Assessing Outcomes

Susan Twombly

9 Assessing Outcomes

Key Topics

Types of outcomes: A reminder
Guiding questions
Steps in planning an outcomes assessment
Assessment of student learning outcomes
Determining level of student outcomes assessment in student support units
Components of student learning outcomes assessment plan

Introduction

Administrators and program sponsors design and deliver programs because they want to effect change in particular groups of people or to bring about larger organizational or social changes, such as improved campus climate, enhanced workplace satisfaction, or to eliminate food insecurity. Administrators want new students to feel a sense of connectedness to the other members of their class as a result of reading a common book because they know there is a relationship between feeling connected and success in college. The chemistry faculty wants to be sure that chemistry majors know and can do what they expect graduates to be able to do to ensure they will get good jobs or be accepted into graduate school. A human resources office provides many learning and development opportunities for staff with hopes for improved morale, increased skills, and work productivity in mind. A campus may provide cultural competence education to faculty, staff, and students with the goal of creating more culturally competent individuals. All of these efforts are geared toward having effects on knowledge or skills, values, attitudes, behaviors, or status of participants in a program or on a larger social condition, such as workplace climate.

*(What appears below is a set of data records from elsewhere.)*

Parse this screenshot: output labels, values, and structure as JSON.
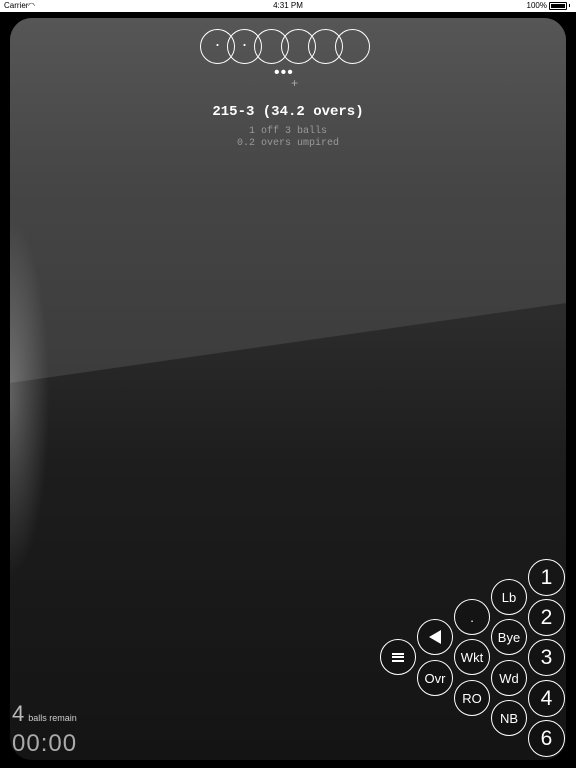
{
  "status_bar": {
    "carrier": "Carrier",
    "time": "4:31 PM",
    "battery_percent": "100%",
    "wifi_icon": "wifi-icon",
    "battery_icon": "battery-icon"
  },
  "over_balls": [
    {
      "mark": "·"
    },
    {
      "mark": "·"
    },
    {
      "mark": ""
    },
    {
      "mark": ""
    },
    {
      "mark": ""
    },
    {
      "mark": ""
    }
  ],
  "more_indicator": "•••",
  "add_indicator": "+",
  "score": {
    "line": "215-3 (34.2 overs)",
    "sub1": "1 off 3 balls",
    "sub2": "0.2 overs umpired"
  },
  "counter": {
    "balls_remaining": "4",
    "balls_label": "balls remain",
    "timer": "00:00"
  },
  "buttons": {
    "run1": "1",
    "run2": "2",
    "run3": "3",
    "run4": "4",
    "run6": "6",
    "lb": "Lb",
    "bye": "Bye",
    "wd": "Wd",
    "nb": "NB",
    "dot": ".",
    "wkt": "Wkt",
    "ro": "RO",
    "ovr": "Ovr",
    "undo_icon": "triangle-left-icon",
    "menu_icon": "hamburger-menu-icon"
  }
}
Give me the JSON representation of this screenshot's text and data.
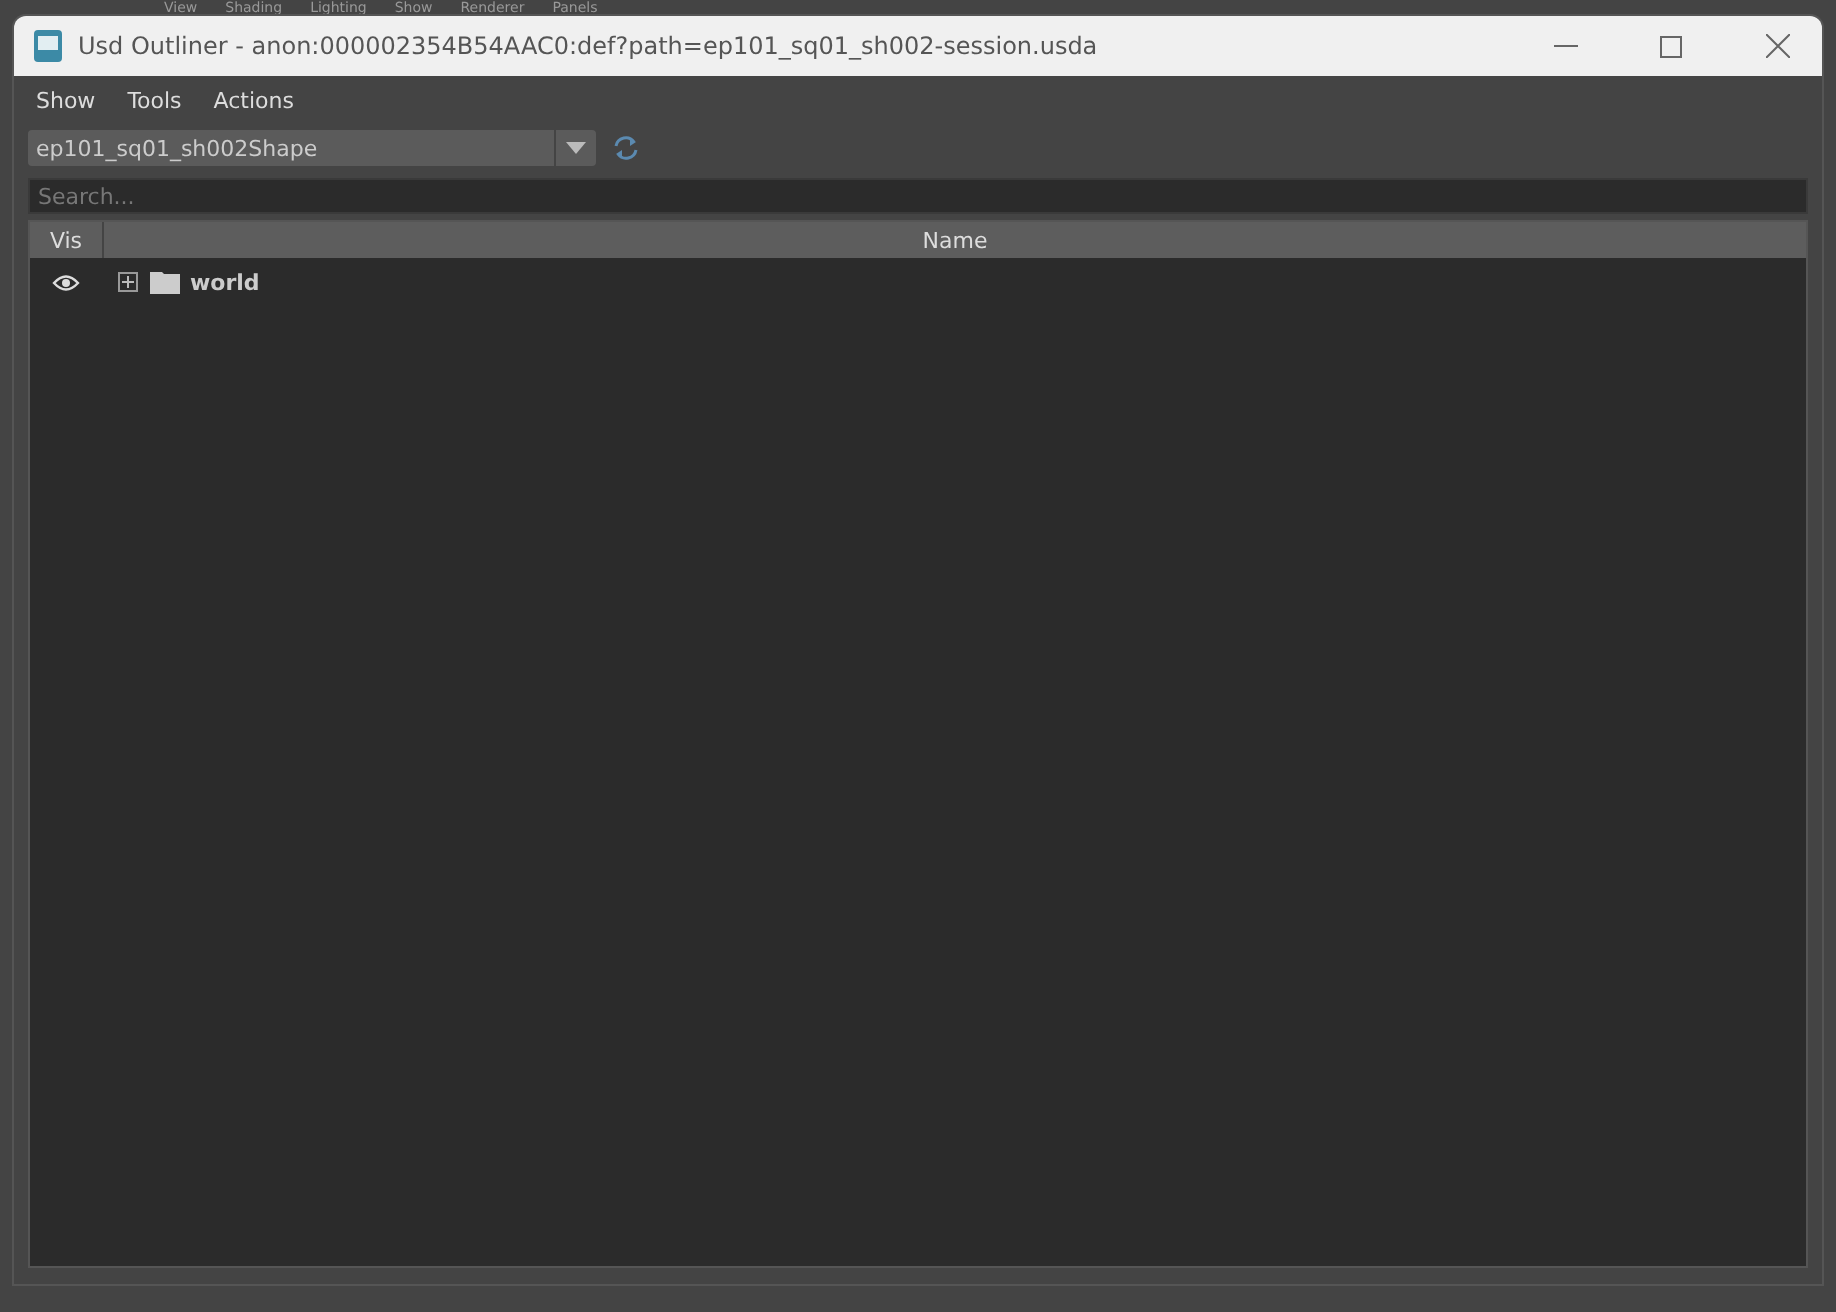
{
  "background_menu": [
    "View",
    "Shading",
    "Lighting",
    "Show",
    "Renderer",
    "Panels"
  ],
  "window": {
    "title": "Usd Outliner - anon:000002354B54AAC0:def?path=ep101_sq01_sh002-session.usda"
  },
  "menu": [
    "Show",
    "Tools",
    "Actions"
  ],
  "stage_selector": {
    "value": "ep101_sq01_sh002Shape"
  },
  "search": {
    "placeholder": "Search..."
  },
  "tree": {
    "columns": [
      "Vis",
      "Name"
    ],
    "items": [
      {
        "name": "world",
        "visible": true,
        "expanded": false
      }
    ]
  }
}
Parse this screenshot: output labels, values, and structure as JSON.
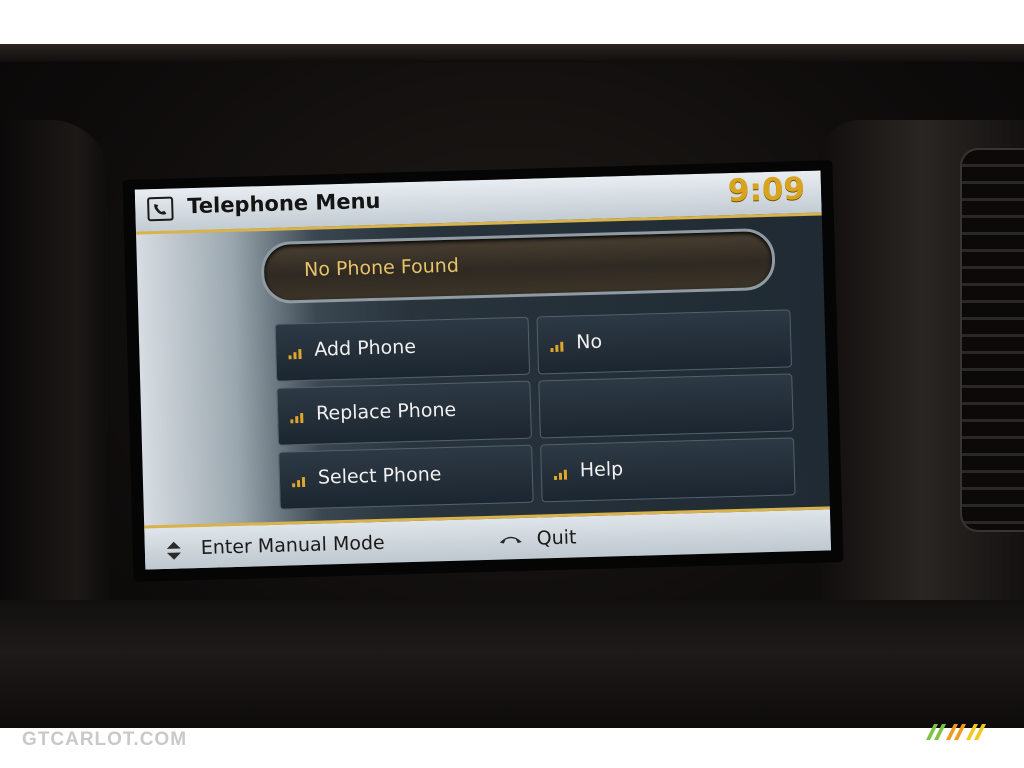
{
  "header": {
    "title": "Telephone Menu",
    "clock": "9:09"
  },
  "status": {
    "text": "No Phone Found"
  },
  "menu": {
    "left": [
      {
        "label": "Add Phone"
      },
      {
        "label": "Replace Phone"
      },
      {
        "label": "Select Phone"
      }
    ],
    "right": [
      {
        "label": "No"
      },
      {
        "label": ""
      },
      {
        "label": "Help"
      }
    ]
  },
  "footer": {
    "manual_label": "Enter Manual Mode",
    "quit_label": "Quit"
  },
  "watermark": {
    "text": "GTCARLOT.COM"
  },
  "icons": {
    "header": "phone-icon",
    "menu_item": "signal-icon",
    "manual": "up-down-icon",
    "quit": "hang-up-icon"
  },
  "colors": {
    "accent_gold": "#d8b24a",
    "clock": "#d9a31d",
    "status_text": "#e9c36a",
    "menu_text": "#f1f1f1"
  }
}
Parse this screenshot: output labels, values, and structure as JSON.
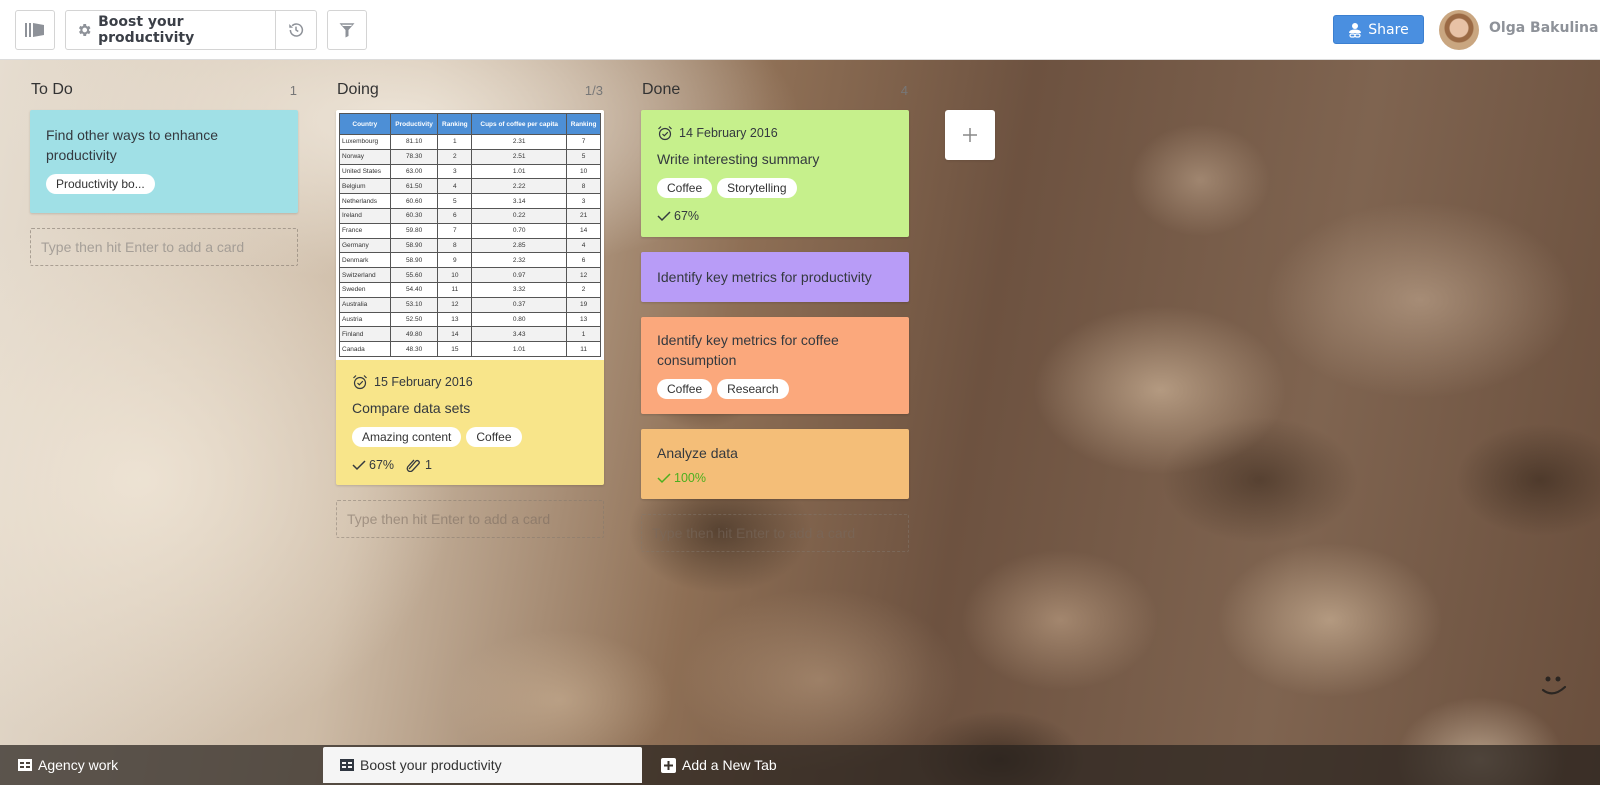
{
  "header": {
    "board_title": "Boost your productivity",
    "share_label": "Share",
    "user_name": "Olga Bakulina",
    "icons": {
      "sidebar_toggle": "sidebar-toggle-icon",
      "settings": "gear-icon",
      "history": "history-icon",
      "filter": "filter-icon",
      "share": "share-user-link-icon"
    },
    "accent_color": "#4a8fe0"
  },
  "lists": [
    {
      "title": "To Do",
      "count": "1",
      "cards": [
        {
          "title": "Find other ways to enhance productivity",
          "color": "#a0e0e6",
          "tags": [
            "Productivity bo..."
          ]
        }
      ],
      "add_placeholder": "Type then hit Enter to add a card"
    },
    {
      "title": "Doing",
      "count": "1/3",
      "cards": [
        {
          "color": "#f8e58a",
          "cover_table": {
            "headers": [
              "Country",
              "Productivity",
              "Ranking",
              "Cups of coffee per capita",
              "Ranking"
            ],
            "rows": [
              [
                "Luxembourg",
                "81.10",
                "1",
                "2.31",
                "7"
              ],
              [
                "Norway",
                "78.30",
                "2",
                "2.51",
                "5"
              ],
              [
                "United States",
                "63.00",
                "3",
                "1.01",
                "10"
              ],
              [
                "Belgium",
                "61.50",
                "4",
                "2.22",
                "8"
              ],
              [
                "Netherlands",
                "60.60",
                "5",
                "3.14",
                "3"
              ],
              [
                "Ireland",
                "60.30",
                "6",
                "0.22",
                "21"
              ],
              [
                "France",
                "59.80",
                "7",
                "0.70",
                "14"
              ],
              [
                "Germany",
                "58.90",
                "8",
                "2.85",
                "4"
              ],
              [
                "Denmark",
                "58.90",
                "9",
                "2.32",
                "6"
              ],
              [
                "Switzerland",
                "55.60",
                "10",
                "0.97",
                "12"
              ],
              [
                "Sweden",
                "54.40",
                "11",
                "3.32",
                "2"
              ],
              [
                "Australia",
                "53.10",
                "12",
                "0.37",
                "19"
              ],
              [
                "Austria",
                "52.50",
                "13",
                "0.80",
                "13"
              ],
              [
                "Finland",
                "49.80",
                "14",
                "3.43",
                "1"
              ],
              [
                "Canada",
                "48.30",
                "15",
                "1.01",
                "11"
              ]
            ]
          },
          "due_date": "15 February 2016",
          "title": "Compare data sets",
          "tags": [
            "Amazing content",
            "Coffee"
          ],
          "checklist": "67%",
          "attachments": "1"
        }
      ],
      "add_placeholder": "Type then hit Enter to add a card"
    },
    {
      "title": "Done",
      "count": "4",
      "cards": [
        {
          "color": "#c6f08c",
          "due_date": "14 February 2016",
          "title": "Write interesting summary",
          "tags": [
            "Coffee",
            "Storytelling"
          ],
          "checklist": "67%"
        },
        {
          "color": "#b89cf7",
          "title": "Identify key metrics for productivity"
        },
        {
          "color": "#fba87c",
          "title": "Identify key metrics for coffee consumption",
          "tags": [
            "Coffee",
            "Research"
          ]
        },
        {
          "color": "#f4be78",
          "title": "Analyze data",
          "checklist": "100%",
          "checklist_color": "#4caf1e"
        }
      ],
      "add_placeholder": "Type then hit Enter to add a card"
    }
  ],
  "add_list_icon": "plus-icon",
  "bottom_tabs": {
    "items": [
      {
        "label": "Agency work",
        "active": false
      },
      {
        "label": "Boost your productivity",
        "active": true
      }
    ],
    "add_tab_label": "Add a New Tab"
  },
  "feedback_icon": "smiley-icon"
}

I have broken the discussion of outcomes assessment into two chapters. This chapter focuses on an overview of assessing outcomes in general.The next chapter addresses this more specific case of student learning outcomes assessment. Although the latter follows the same logic and principles of outcomes assessment described in this chapter, it is shaped by some specific expectations of accrediting bodies that make it somewhat different.

A Reminder

In Chapter 5 I introduced the different types of outcomes with which program evaluators are concerned. The focus of this and the next chapter is on assessing effects of policies, programs, and processes on traditional outcomes—the benefits participants, or groups of participants, accrue from a program, activity, or policy. These can include knowledge, skills, and behaviors as well as outcomes from processes such as a student evaluation of teaching system that seeks to effect faculty teaching, or a particular policy. They can include many of what Suskie (2018) calls student success metrics. Although acknowledging no widely agreed upon definition of student success, Suskie thinks of student success as efforts that help students to achieve their ultimate goals (Suskie, 2018). These metrics include a wide range of supports and experience that help students progress from first year to second year, earn good grades, transfer, and develop new skills. Outcomes can also include grander goals for a larger community, such as improved climate.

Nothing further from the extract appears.